I know tofu gets a bad rap. My dad detests it (although his food preferences are a bit suspect; that's the subject of another post!). I'm not rapturous about it, but it's hard to beat as the building block of a weekday meal. It's rich in protein and relatively low in calories. It's inexpensive ($2.29 for nearly a pound at Fresh Direct), and it takes on the flavors of whatever you're cooking. I usually include it in Asian-flavored foods since that seems the most natural, and the spicy sauces help give the tofu some, um, taste. Think of it like chicken - a blank canvas. Plus, I actually like the smooth, crumbly texture.

Last week I made a simple meal of tofu and vegetables. I put it over rice, and we had a satisfying two-dish supper. I made it primarily for Dave and me, so it was a bit spicy for Rosa, but she still devoured the tofu.

So now tofu is already a part of her cooking repertoire! I couldn't be more proud, although I'm sure her grandpa is sorely disappointed. Don't worry, Dad. Rosa still won't eat raw tomatoes - just like you.

Saturday, September 06, 2008

Olive Lamb Burgers

A few weeks ago I blogged about the olive lamb burgers Dave and I were raving about. I tested the recipe for Leite's Culinaria (I am a volunteer tester for the site) and, for someone who doesn't adore lamb, I strangely loved them. I couldn't link to the recipe, though, since it wasn't for public consumption. But, it's up now; here's the link. You'll also see my comment below the recipe.

Monday, September 01, 2008

Happy September

Because Labor Day is on September 1 this year, I have to admit, I feel like we were cheated out of a few days of summer.

But happily the end of summer does bring some wonderful culinary pleasures. I promised Dave that over the next week or two he would grow so sick of heirloom tomatoes that he wouldn’t want to look at another one until next August. And I’m gorging Rosa on the “peachy peachy”s that she loves since she won’t have another one until next summer.

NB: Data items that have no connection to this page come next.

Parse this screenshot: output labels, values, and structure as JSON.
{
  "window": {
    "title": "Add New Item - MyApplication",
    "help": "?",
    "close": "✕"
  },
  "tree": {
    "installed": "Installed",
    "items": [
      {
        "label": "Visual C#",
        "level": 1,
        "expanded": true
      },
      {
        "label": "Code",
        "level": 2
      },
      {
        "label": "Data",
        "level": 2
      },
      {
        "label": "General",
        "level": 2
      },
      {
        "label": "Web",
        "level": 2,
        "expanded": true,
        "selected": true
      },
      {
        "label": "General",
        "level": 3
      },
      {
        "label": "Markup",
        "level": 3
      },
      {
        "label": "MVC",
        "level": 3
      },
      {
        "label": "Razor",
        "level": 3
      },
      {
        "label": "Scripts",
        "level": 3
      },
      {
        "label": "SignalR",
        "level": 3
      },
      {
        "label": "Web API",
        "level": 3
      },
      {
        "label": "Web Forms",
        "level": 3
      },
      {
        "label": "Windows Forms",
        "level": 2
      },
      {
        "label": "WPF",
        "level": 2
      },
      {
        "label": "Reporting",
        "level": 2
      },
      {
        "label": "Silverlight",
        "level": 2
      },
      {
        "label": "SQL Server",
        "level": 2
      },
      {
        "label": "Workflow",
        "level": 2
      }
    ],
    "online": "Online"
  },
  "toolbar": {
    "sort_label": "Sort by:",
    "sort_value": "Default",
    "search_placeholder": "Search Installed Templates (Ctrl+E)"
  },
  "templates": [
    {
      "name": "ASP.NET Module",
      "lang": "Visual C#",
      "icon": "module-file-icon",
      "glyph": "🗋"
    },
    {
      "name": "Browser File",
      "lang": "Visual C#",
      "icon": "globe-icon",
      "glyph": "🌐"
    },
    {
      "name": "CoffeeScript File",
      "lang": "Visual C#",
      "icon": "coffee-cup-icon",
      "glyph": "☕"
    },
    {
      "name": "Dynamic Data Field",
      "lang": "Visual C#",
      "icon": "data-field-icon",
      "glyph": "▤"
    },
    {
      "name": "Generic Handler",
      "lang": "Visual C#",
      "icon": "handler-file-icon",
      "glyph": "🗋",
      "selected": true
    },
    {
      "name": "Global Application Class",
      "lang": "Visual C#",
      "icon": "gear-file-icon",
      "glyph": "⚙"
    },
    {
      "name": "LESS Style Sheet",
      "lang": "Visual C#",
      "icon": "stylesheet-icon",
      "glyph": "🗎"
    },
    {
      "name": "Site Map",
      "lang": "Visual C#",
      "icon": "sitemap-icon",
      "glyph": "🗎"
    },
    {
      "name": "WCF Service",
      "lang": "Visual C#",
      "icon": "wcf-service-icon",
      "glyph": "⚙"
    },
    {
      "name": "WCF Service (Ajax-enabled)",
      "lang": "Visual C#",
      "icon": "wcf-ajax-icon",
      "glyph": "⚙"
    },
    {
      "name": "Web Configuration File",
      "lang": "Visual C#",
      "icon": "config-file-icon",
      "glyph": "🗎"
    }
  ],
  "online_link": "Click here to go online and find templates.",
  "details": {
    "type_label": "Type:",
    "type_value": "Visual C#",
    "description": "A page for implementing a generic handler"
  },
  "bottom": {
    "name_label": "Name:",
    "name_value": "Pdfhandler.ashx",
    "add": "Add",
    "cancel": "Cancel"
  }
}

Another annual end of summer treat for us is zucchini bread. My mom made this quick bread when I was a kid, and my brother and I always loved it. It's sweet with a hint of cinnamon and a brown top crust that adds a bit of crunch to the chewy, almost gooey interior. But looking over the recipe a few years ago I was frankly APPALLED at how much sugar there was in it. I’ve made a few tweaks over the years (subbing in some whole wheat flour, reducing the sugar, and cutting back on the oil), but it’s just as good as I remember. I’ve made two batches so far and have enough zucchini for at least another two.

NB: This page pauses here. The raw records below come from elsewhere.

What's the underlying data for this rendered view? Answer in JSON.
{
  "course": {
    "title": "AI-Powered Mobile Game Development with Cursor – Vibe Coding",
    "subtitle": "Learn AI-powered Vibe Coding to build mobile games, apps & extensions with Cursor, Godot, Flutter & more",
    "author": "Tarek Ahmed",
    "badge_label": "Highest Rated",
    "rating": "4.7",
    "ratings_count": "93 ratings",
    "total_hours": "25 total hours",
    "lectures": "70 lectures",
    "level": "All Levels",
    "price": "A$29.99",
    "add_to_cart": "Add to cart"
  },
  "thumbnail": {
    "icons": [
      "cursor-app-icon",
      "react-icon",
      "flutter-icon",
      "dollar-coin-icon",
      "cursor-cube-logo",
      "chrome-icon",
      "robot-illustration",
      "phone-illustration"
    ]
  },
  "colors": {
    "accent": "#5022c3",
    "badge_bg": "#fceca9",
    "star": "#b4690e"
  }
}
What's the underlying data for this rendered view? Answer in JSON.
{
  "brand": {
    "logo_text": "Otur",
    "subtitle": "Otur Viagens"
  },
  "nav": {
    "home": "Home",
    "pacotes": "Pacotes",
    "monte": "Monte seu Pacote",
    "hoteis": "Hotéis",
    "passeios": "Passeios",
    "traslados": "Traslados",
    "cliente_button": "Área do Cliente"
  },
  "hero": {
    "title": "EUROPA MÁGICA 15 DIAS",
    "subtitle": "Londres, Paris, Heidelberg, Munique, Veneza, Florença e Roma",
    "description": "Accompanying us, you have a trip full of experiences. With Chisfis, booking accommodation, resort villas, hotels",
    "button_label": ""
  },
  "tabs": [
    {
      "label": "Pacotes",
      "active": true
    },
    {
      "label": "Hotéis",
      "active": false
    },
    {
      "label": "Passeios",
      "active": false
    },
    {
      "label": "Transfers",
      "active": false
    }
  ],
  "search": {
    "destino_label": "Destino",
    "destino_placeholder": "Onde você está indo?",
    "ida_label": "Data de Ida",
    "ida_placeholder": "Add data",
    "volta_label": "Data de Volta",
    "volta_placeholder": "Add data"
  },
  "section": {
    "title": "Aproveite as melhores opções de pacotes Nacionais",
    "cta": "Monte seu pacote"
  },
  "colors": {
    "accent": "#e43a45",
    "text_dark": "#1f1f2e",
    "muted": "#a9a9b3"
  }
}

So clear a little room in your freezer and spend 15 minutes putting together the ingredients for this yummy zucchini bread.

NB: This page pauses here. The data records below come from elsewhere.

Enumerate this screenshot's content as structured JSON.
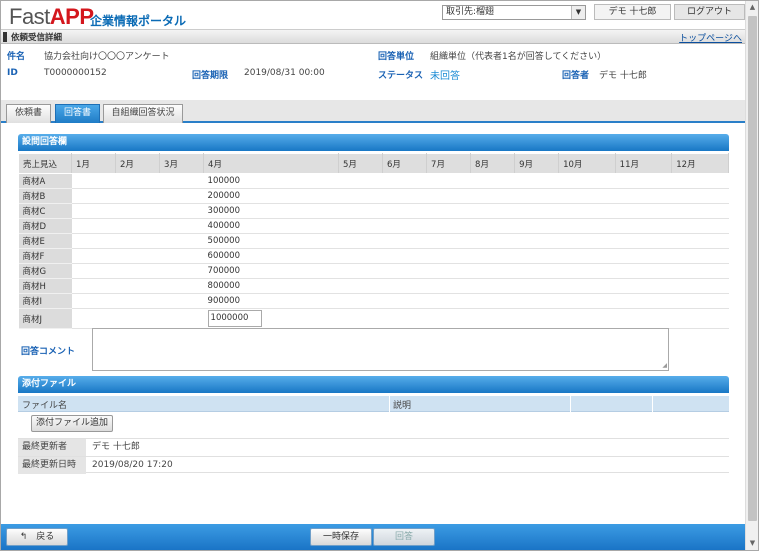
{
  "header": {
    "logo_fast": "Fast",
    "logo_app": "APP",
    "portal_title": "企業情報ポータル",
    "client_select_value": "取引先:榴翅",
    "user_name": "デモ 十七郎",
    "logout_label": "ログアウト"
  },
  "breadcrumb": {
    "page_title": "依頼受信詳細",
    "top_link": "トップページへ"
  },
  "request_info": {
    "subject_label": "件名",
    "subject_value": "協力会社向け〇〇〇アンケート",
    "answer_unit_label": "回答単位",
    "answer_unit_value": "組織単位（代表者1名が回答してください）",
    "id_label": "ID",
    "id_value": "T0000000152",
    "deadline_label": "回答期限",
    "deadline_value": "2019/08/31 00:00",
    "status_label": "ステータス",
    "status_value": "未回答",
    "respondent_label": "回答者",
    "respondent_value": "デモ 十七郎"
  },
  "tabs": [
    {
      "label": "依頼書"
    },
    {
      "label": "回答書"
    },
    {
      "label": "自組織回答状況"
    }
  ],
  "answer_section": {
    "title": "設問回答欄",
    "corner_header": "売上見込",
    "months": [
      "1月",
      "2月",
      "3月",
      "4月",
      "5月",
      "6月",
      "7月",
      "8月",
      "9月",
      "10月",
      "11月",
      "12月"
    ],
    "rows": [
      {
        "name": "商材A",
        "april": "100000"
      },
      {
        "name": "商材B",
        "april": "200000"
      },
      {
        "name": "商材C",
        "april": "300000"
      },
      {
        "name": "商材D",
        "april": "400000"
      },
      {
        "name": "商材E",
        "april": "500000"
      },
      {
        "name": "商材F",
        "april": "600000"
      },
      {
        "name": "商材G",
        "april": "700000"
      },
      {
        "name": "商材H",
        "april": "800000"
      },
      {
        "name": "商材I",
        "april": "900000"
      },
      {
        "name": "商材J",
        "april": "1000000"
      }
    ]
  },
  "comment": {
    "label": "回答コメント",
    "value": ""
  },
  "attachments": {
    "title": "添付ファイル",
    "col_file_name": "ファイル名",
    "col_description": "説明",
    "add_button": "添付ファイル追加"
  },
  "meta": {
    "last_updater_label": "最終更新者",
    "last_updater_value": "デモ 十七郎",
    "last_updated_label": "最終更新日時",
    "last_updated_value": "2019/08/20 17:20"
  },
  "footer": {
    "back_label": "戻る",
    "save_label": "一時保存",
    "submit_label": "回答"
  },
  "colors": {
    "accent_blue": "#1a77c6",
    "logo_red": "#d4171d",
    "label_blue": "#1a62b4"
  }
}
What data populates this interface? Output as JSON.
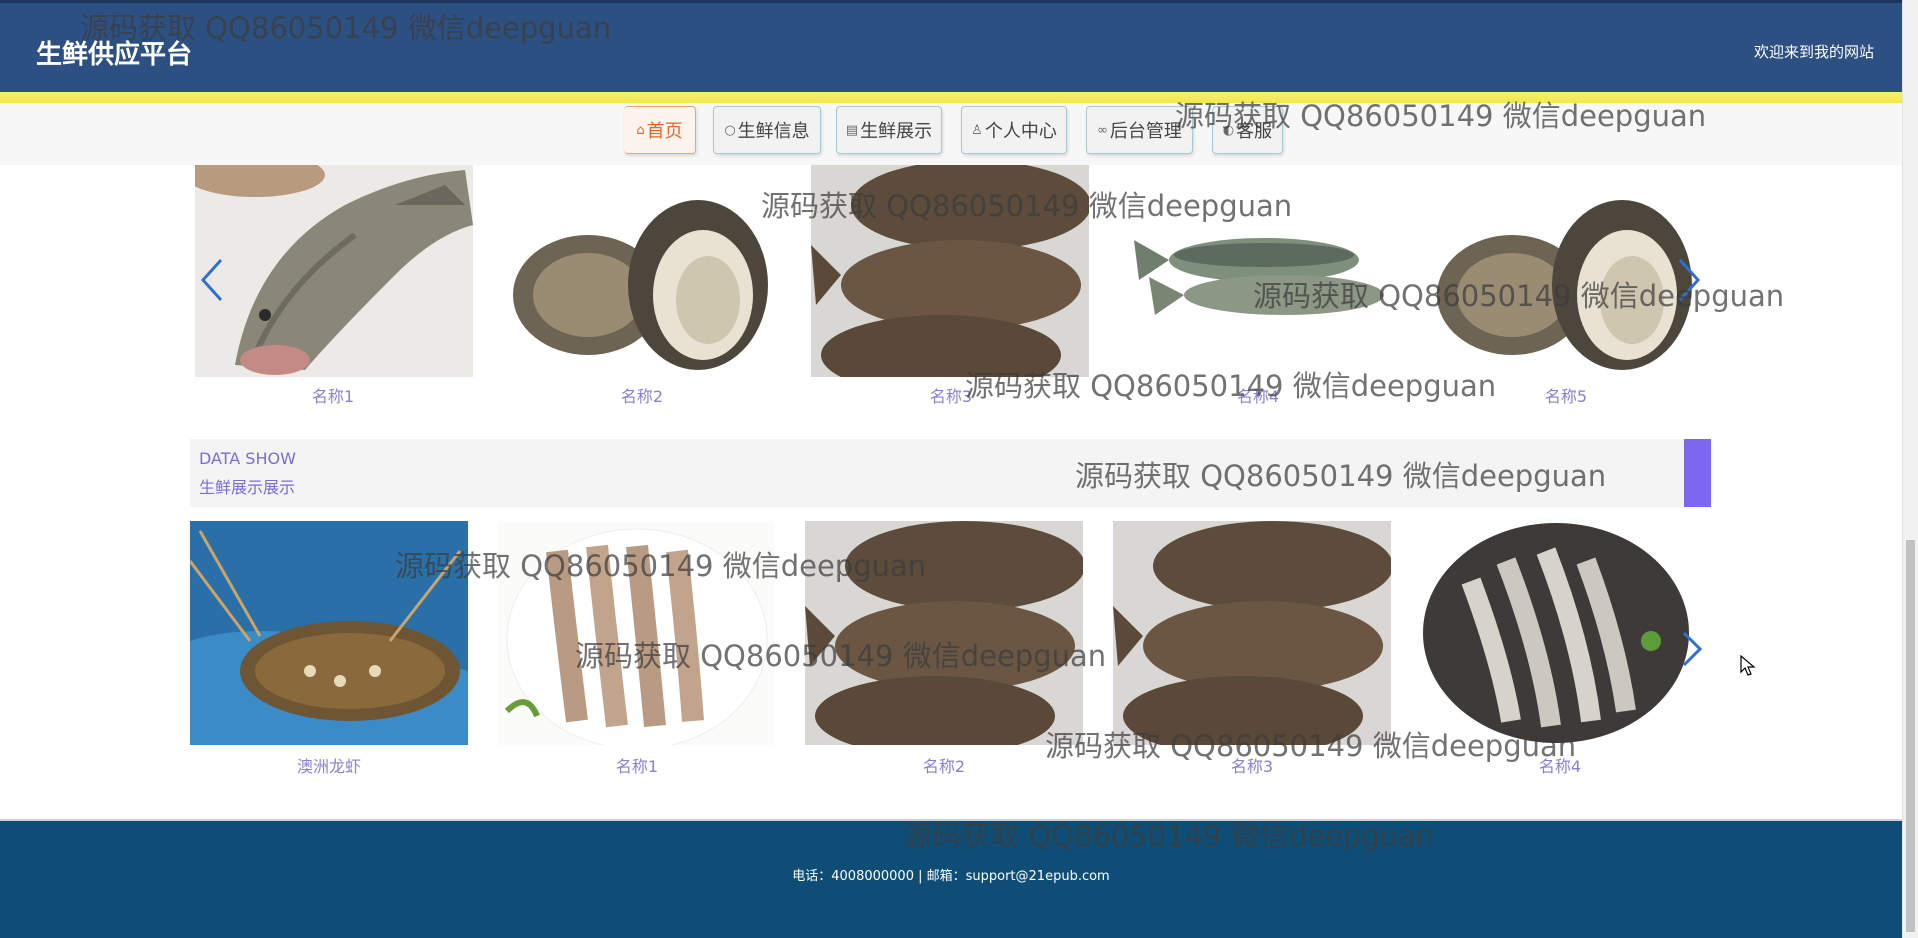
{
  "header": {
    "site_title": "生鲜供应平台",
    "welcome": "欢迎来到我的网站"
  },
  "nav": {
    "items": [
      {
        "label": "首页",
        "icon": "home-icon"
      },
      {
        "label": "生鲜信息",
        "icon": "circle-icon"
      },
      {
        "label": "生鲜展示",
        "icon": "document-icon"
      },
      {
        "label": "个人中心",
        "icon": "user-icon"
      },
      {
        "label": "后台管理",
        "icon": "link-icon"
      },
      {
        "label": "客服",
        "icon": "chat-icon"
      }
    ]
  },
  "top_carousel": {
    "items": [
      {
        "caption": "名称1",
        "image": "grouper-fish"
      },
      {
        "caption": "名称2",
        "image": "oyster"
      },
      {
        "caption": "名称3",
        "image": "flounder"
      },
      {
        "caption": "名称4",
        "image": "carp-fish"
      },
      {
        "caption": "名称5",
        "image": "oyster"
      }
    ]
  },
  "section": {
    "en_title": "DATA SHOW",
    "zh_title": "生鲜展示展示",
    "accent_color": "#7b68ee"
  },
  "bottom_carousel": {
    "items": [
      {
        "caption": "澳洲龙虾",
        "image": "lobster"
      },
      {
        "caption": "名称1",
        "image": "shrimp-plate"
      },
      {
        "caption": "名称2",
        "image": "flounder"
      },
      {
        "caption": "名称3",
        "image": "flounder"
      },
      {
        "caption": "名称4",
        "image": "shrimp-black-plate"
      }
    ]
  },
  "footer": {
    "text": "电话：4008000000 | 邮箱：support@21epub.com"
  },
  "watermark": {
    "text": "源码获取 QQ86050149 微信deepguan"
  },
  "colors": {
    "header_bg": "#2d5083",
    "footer_bg": "#0e4e76",
    "caption": "#8c7fd3",
    "active_nav": "#e06a2d"
  }
}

Mom’s (Healthier) Zucchini Bread

3 eggs, well beaten
3/4 cup canola oil
1 1/4 cups sugar
2 cups grated zucchini
2 cups white flour
1 cup whole wheat flour
1 tsp salt
1 tsp baking soda
3/4 tsp nutmeg
1 TB cinnamon
1 TB vanilla

1. Preheat oven to 350 degrees.
2. Grease three small loaf pans. I use PAM.
3. Mix all the ingredients in a large bowl. Spread into the loaf pans.
4. Start checking the bread after 35 minutes. It may take up to 15 minutes more. It’s finished when a toothpick inserted into the center of the bread comes out clean. Try not to overbake though!
5. Cool the breads in their pans for 15 minutes, then take them out of the pans and let them cool completely on a wire rack.

It’s a great snack and delicious for breakfast. I especially like it smeared with a little peanut butter (then again I like pretty much anything smeared with a little peanut butter).

So enjoy some now and thaw some later in the fall to taste summer again.